Do You Zillow? November 14, 2009

Filed under: Uncategorized — gallopingcats @ 4:49 pm

You know, Zillow, the site that estimates home values and, intriguingly, shows the last sale price?

I know it’s not perfectly accurate, but it can give you a general idea. For instance, I’ve tracked the increase and subsequent decrease in the value of our home to its present value, less than we paid in 2003. Fun times!

When Gatito’s school directory finally arrived, I confess I was curious about the homes his classmates live in. A told me I was being cheesy but I couldn’t help it. I already knew that one child arrives in a Bentley, and that my sister (whose son attended) had described the unimaginable wealth and laughed her ass off at me when I asked if she thought there was a used uniform exchange. (BTW, there is. I could’ve bought used sweaters for five bucks but I didn’t know till I’d already bought new ones.) And I know home prices aren’t exactly indicative of wealth– people spend money in different ways and many bought much more house than they could really afford– but again, it can give a general idea.

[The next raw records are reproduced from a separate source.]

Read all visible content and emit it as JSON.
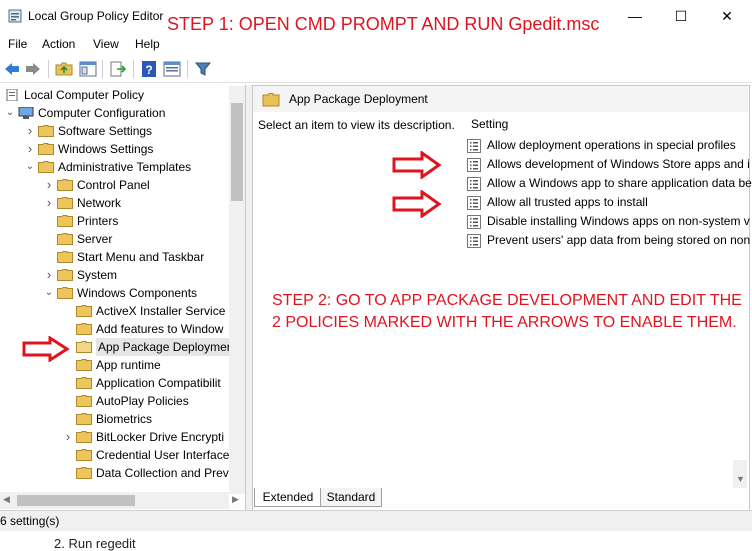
{
  "window": {
    "title": "Local Group Policy Editor",
    "minimize": "—",
    "maximize": "☐",
    "close": "✕"
  },
  "annotations": {
    "step1": "STEP 1: OPEN CMD PROMPT AND RUN Gpedit.msc",
    "step2": "STEP 2: GO TO APP PACKAGE DEVELOPMENT AND EDIT THE 2 POLICIES MARKED WITH THE ARROWS TO ENABLE THEM.",
    "color": "#e0141e"
  },
  "menu": [
    "File",
    "Action",
    "View",
    "Help"
  ],
  "toolbar_icons": [
    "back-icon",
    "forward-icon",
    "up-folder-icon",
    "show-hide-tree-icon",
    "export-list-icon",
    "help-icon",
    "properties-icon",
    "filter-icon"
  ],
  "tree": {
    "root": "Local Computer Policy",
    "items": [
      {
        "label": "Computer Configuration",
        "level": 1,
        "expander": "open",
        "icon": "computer-icon"
      },
      {
        "label": "Software Settings",
        "level": 2,
        "expander": "closed",
        "icon": "folder-icon"
      },
      {
        "label": "Windows Settings",
        "level": 2,
        "expander": "closed",
        "icon": "folder-icon"
      },
      {
        "label": "Administrative Templates",
        "level": 2,
        "expander": "open",
        "icon": "folder-icon"
      },
      {
        "label": "Control Panel",
        "level": 3,
        "expander": "closed",
        "icon": "folder-icon"
      },
      {
        "label": "Network",
        "level": 3,
        "expander": "closed",
        "icon": "folder-icon"
      },
      {
        "label": "Printers",
        "level": 3,
        "expander": "none",
        "icon": "folder-icon"
      },
      {
        "label": "Server",
        "level": 3,
        "expander": "none",
        "icon": "folder-icon"
      },
      {
        "label": "Start Menu and Taskbar",
        "level": 3,
        "expander": "none",
        "icon": "folder-icon"
      },
      {
        "label": "System",
        "level": 3,
        "expander": "closed",
        "icon": "folder-icon"
      },
      {
        "label": "Windows Components",
        "level": 3,
        "expander": "open",
        "icon": "folder-icon"
      },
      {
        "label": "ActiveX Installer Service",
        "level": 4,
        "expander": "none",
        "icon": "folder-icon"
      },
      {
        "label": "Add features to Window",
        "level": 4,
        "expander": "none",
        "icon": "folder-icon"
      },
      {
        "label": "App Package Deploymer",
        "level": 4,
        "expander": "none",
        "icon": "folder-open-icon",
        "selected": true
      },
      {
        "label": "App runtime",
        "level": 4,
        "expander": "none",
        "icon": "folder-icon"
      },
      {
        "label": "Application Compatibilit",
        "level": 4,
        "expander": "none",
        "icon": "folder-icon"
      },
      {
        "label": "AutoPlay Policies",
        "level": 4,
        "expander": "none",
        "icon": "folder-icon"
      },
      {
        "label": "Biometrics",
        "level": 4,
        "expander": "none",
        "icon": "folder-icon"
      },
      {
        "label": "BitLocker Drive Encrypti",
        "level": 4,
        "expander": "closed",
        "icon": "folder-icon"
      },
      {
        "label": "Credential User Interface",
        "level": 4,
        "expander": "none",
        "icon": "folder-icon"
      },
      {
        "label": "Data Collection and Prev",
        "level": 4,
        "expander": "none",
        "icon": "folder-icon"
      }
    ]
  },
  "right_pane": {
    "title": "App Package Deployment",
    "description": "Select an item to view its description.",
    "column_header": "Setting",
    "policies": [
      "Allow deployment operations in special profiles",
      "Allows development of Windows Store apps and i",
      "Allow a Windows app to share application data be",
      "Allow all trusted apps to install",
      "Disable installing Windows apps on non-system v",
      "Prevent users' app data from being stored on non"
    ]
  },
  "tabs": [
    "Extended",
    "Standard"
  ],
  "status": "6 setting(s)",
  "below_text": "2. Run regedit"
}
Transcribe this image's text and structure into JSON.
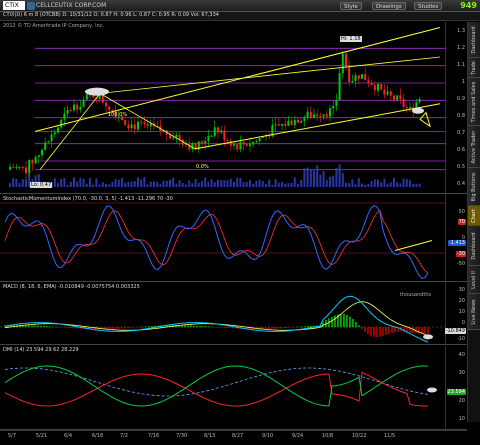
{
  "toolbar": {
    "symbol": "CTIX",
    "url": "CELLCEUTIX CORP.COM",
    "buttons": [
      "Style",
      "Drawings",
      "Studies"
    ],
    "price": "949"
  },
  "quote_line": "CTIX(D) 6 m 8 (OTCBB)  D: 10/31/12  O: 0.87  H: 0.96  L: 0.87  C: 0.95  R: 0.09  Vol: 67,334",
  "copyright": "2012 © TD Ameritrade IP Company, Inc.",
  "price_panel": {
    "yticks": [
      "1.3",
      "1.2",
      "1.1",
      "1",
      "0.9",
      "0.8",
      "0.7",
      "0.6",
      "0.5",
      "0.4"
    ],
    "hi_label": "Hi: 1.18",
    "lo_label": "Lo: 0.47",
    "pct1": "100.0%",
    "pct2": "0.0%"
  },
  "stoch_panel": {
    "label": "StochasticMomentumIndex (70.0, -30.0, 3, 5)  -1.413  -11.296  70  -30",
    "tags": [
      "70",
      "-1.413",
      "-30"
    ],
    "yticks": [
      "50",
      "0",
      "-50"
    ]
  },
  "macd_panel": {
    "label": "MACD (8, 18, 6, EMA)  -0.010849  -0.0075754  0.003325",
    "tags": [
      "-10.849"
    ],
    "yticks": [
      "30",
      "20",
      "10",
      "0",
      "-10"
    ],
    "axis_note": "thousandths"
  },
  "dmi_panel": {
    "label": "DMI (14)  23.594  29.62  28.229",
    "tags": [
      "23.594"
    ],
    "yticks": [
      "40",
      "30",
      "20",
      "10"
    ]
  },
  "xaxis": [
    "5/7",
    "5/21",
    "6/4",
    "6/18",
    "7/2",
    "7/16",
    "7/30",
    "8/13",
    "8/27",
    "9/10",
    "9/24",
    "10/8",
    "10/22",
    "11/5"
  ],
  "right_tabs": [
    "Dashboard",
    "Trade",
    "Times and Sales",
    "Active Trader",
    "Big Buttons",
    "Chart",
    "Dashboard",
    "Level II",
    "Live News"
  ],
  "colors": {
    "channel": "#ffff33",
    "fib_lines": "#9933cc",
    "up_candle": "#00cc00",
    "down_candle": "#ff2222",
    "volume": "#3344cc",
    "stoch": "#3366ff",
    "stoch_signal": "#ff3333",
    "macd": "#00ccff",
    "macd_signal": "#ffff66",
    "dmi_plus": "#00cc44",
    "dmi_minus": "#ff2222",
    "adx": "#66aaff"
  }
}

Unfortunately I don’t know the name of the kid who arrives in a Bentley (and is in a younger class), so I couldn’t look that one up. But I looked at everyone in Gatito’s class and found that house values (and prices paid) mostly ranged from right around the price of our home to about twice as much. I was surprised. I mean, we were definitely at the bottom of the range (and for many people this is on only one salary), and twice as much is a lot more, but it’s not ten times more. (There were, of course, a smattering of very expensive homes, but these were by far the minority.)

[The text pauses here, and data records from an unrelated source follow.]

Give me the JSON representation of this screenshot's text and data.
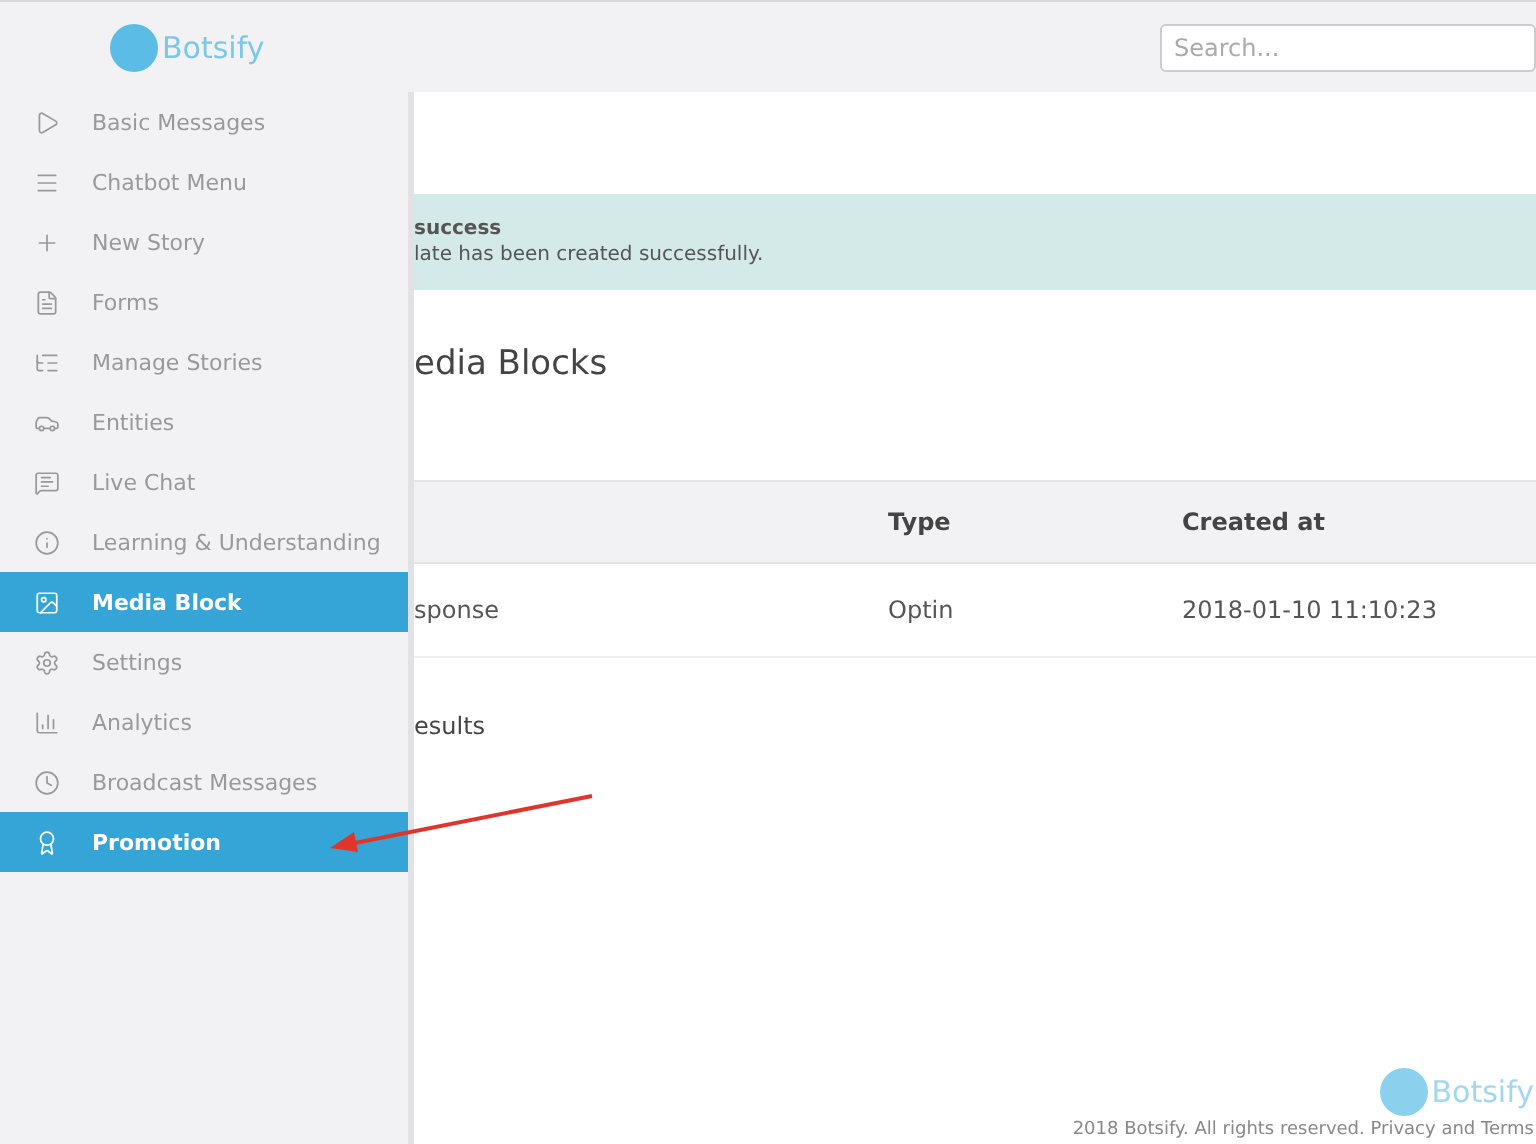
{
  "header": {
    "logo_text": "Botsify",
    "search": {
      "placeholder": "Search..."
    }
  },
  "sidebar": {
    "items": [
      {
        "label": "Basic Messages",
        "selected": false
      },
      {
        "label": "Chatbot Menu",
        "selected": false
      },
      {
        "label": "New Story",
        "selected": false
      },
      {
        "label": "Forms",
        "selected": false
      },
      {
        "label": "Manage Stories",
        "selected": false
      },
      {
        "label": "Entities",
        "selected": false
      },
      {
        "label": "Live Chat",
        "selected": false
      },
      {
        "label": "Learning & Understanding",
        "selected": false
      },
      {
        "label": "Media Block",
        "selected": true
      },
      {
        "label": "Settings",
        "selected": false
      },
      {
        "label": "Analytics",
        "selected": false
      },
      {
        "label": "Broadcast Messages",
        "selected": false
      },
      {
        "label": "Promotion",
        "selected": true
      }
    ]
  },
  "alert": {
    "title": "success",
    "message": "late has been created successfully."
  },
  "page_title": "edia Blocks",
  "table": {
    "columns": [
      "",
      "Type",
      "Created at"
    ],
    "rows": [
      [
        "sponse",
        "Optin",
        "2018-01-10 11:10:23"
      ]
    ]
  },
  "results_text": "esults",
  "footer": {
    "logo_text": "Botsify",
    "copyright": "2018 Botsify. All rights reserved. Privacy and Terms"
  }
}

I don’t know if it’s wrong to do what I did, and I don’t know how I would have felt if the information had been different, but I feel a whole lot better. I feel like I don’t have to be embarrassed to have people over to our house or worry that they might think it is a shack.

And actually, while I’m on the point of perceptions not matching reality: I walked into that school expecting exactly nothing in terms of relationships with the other parents and I have ended up being pleasantly surprised by the friendliness. A couple of women have been very cold (incidentally, the ones with the fanciest houses), but by and large, most of the parents I’ve met have been warm and open.

***

We attended the birthday party of the boy whose parents requested only used items to donate to charity in lieu of gifts today. I didn’t bring something used, but I did bring a re-wrap– a baby gift basket that included a onesie, booties, wash cloths, a blanket, etc. I figured a family in crisis with a newborn might be very happy to receive such a thing. It was really hard for me not to bring anything even small for the birthday boy, like a single matchbox car. Instead, I had Gatito draw him a picture.

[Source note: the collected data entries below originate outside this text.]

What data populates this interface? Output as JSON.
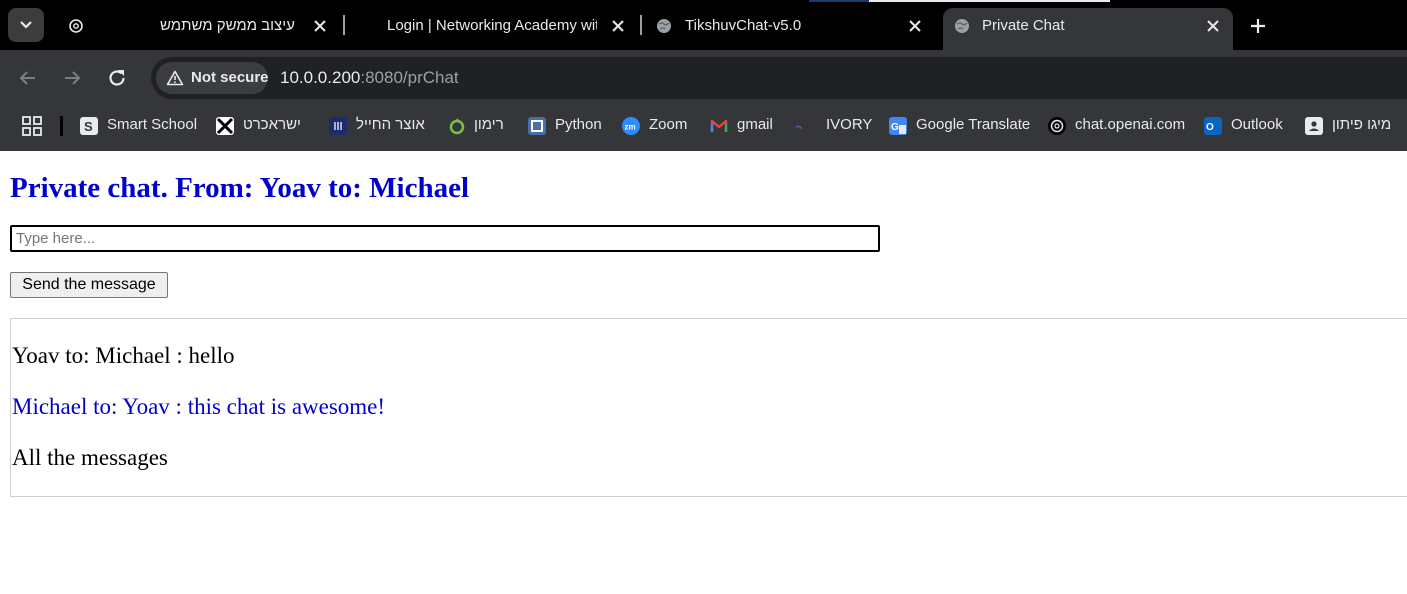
{
  "browser": {
    "tabs": [
      {
        "title": "עיצוב ממשק משתמש",
        "icon": "openai-icon"
      },
      {
        "title": "Login | Networking Academy with",
        "icon": "none"
      },
      {
        "title": "TikshuvChat-v5.0",
        "icon": "globe-icon"
      },
      {
        "title": "Private Chat",
        "icon": "globe-icon",
        "active": true
      }
    ],
    "security_label": "Not secure",
    "url_host": "10.0.0.200",
    "url_rest": ":8080/prChat",
    "bookmarks": [
      {
        "label": "Smart School",
        "icon": "smart-school-icon"
      },
      {
        "label": "ישראכרט",
        "icon": "isracard-icon"
      },
      {
        "label": "אוצר החייל",
        "icon": "otzar-hahayal-icon"
      },
      {
        "label": "רימון",
        "icon": "rimon-icon"
      },
      {
        "label": "Python",
        "icon": "python-icon"
      },
      {
        "label": "Zoom",
        "icon": "zoom-icon"
      },
      {
        "label": "gmail",
        "icon": "gmail-icon"
      },
      {
        "label": "IVORY",
        "icon": "ivory-icon"
      },
      {
        "label": "Google Translate",
        "icon": "google-translate-icon"
      },
      {
        "label": "chat.openai.com",
        "icon": "openai-icon"
      },
      {
        "label": "Outlook",
        "icon": "outlook-icon"
      },
      {
        "label": "מיגו פיתון",
        "icon": "contact-card-icon"
      }
    ],
    "colors": {
      "tabstrip": "#000000",
      "toolbar": "#35363a",
      "omnibox": "#202124"
    }
  },
  "page": {
    "title": "Private chat. From: Yoav to: Michael",
    "input_placeholder": "Type here...",
    "send_label": "Send the message",
    "messages": [
      {
        "text": "Yoav to: Michael : hello",
        "color": "#000000"
      },
      {
        "text": "Michael to: Yoav : this chat is awesome!",
        "color": "#0000cd"
      },
      {
        "text": "All the messages",
        "color": "#000000"
      }
    ]
  }
}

I noticed at least one other person giving a new toy. It was unwrapped, so I assume the intended it for donation and I realized that there was another angle, which is that in asking people to give gently used toys, they’re asking other parents to take something away from their child on terms that someone else set up. And when that new gift arrived, I watched  the birthday boy sort of chase his mother to the closet, nose in the bag, while she reminded him that people were bringing things to donate. I’m sure he doesn’t want for anything, but still, I couldn’t help feeling a little badly for him.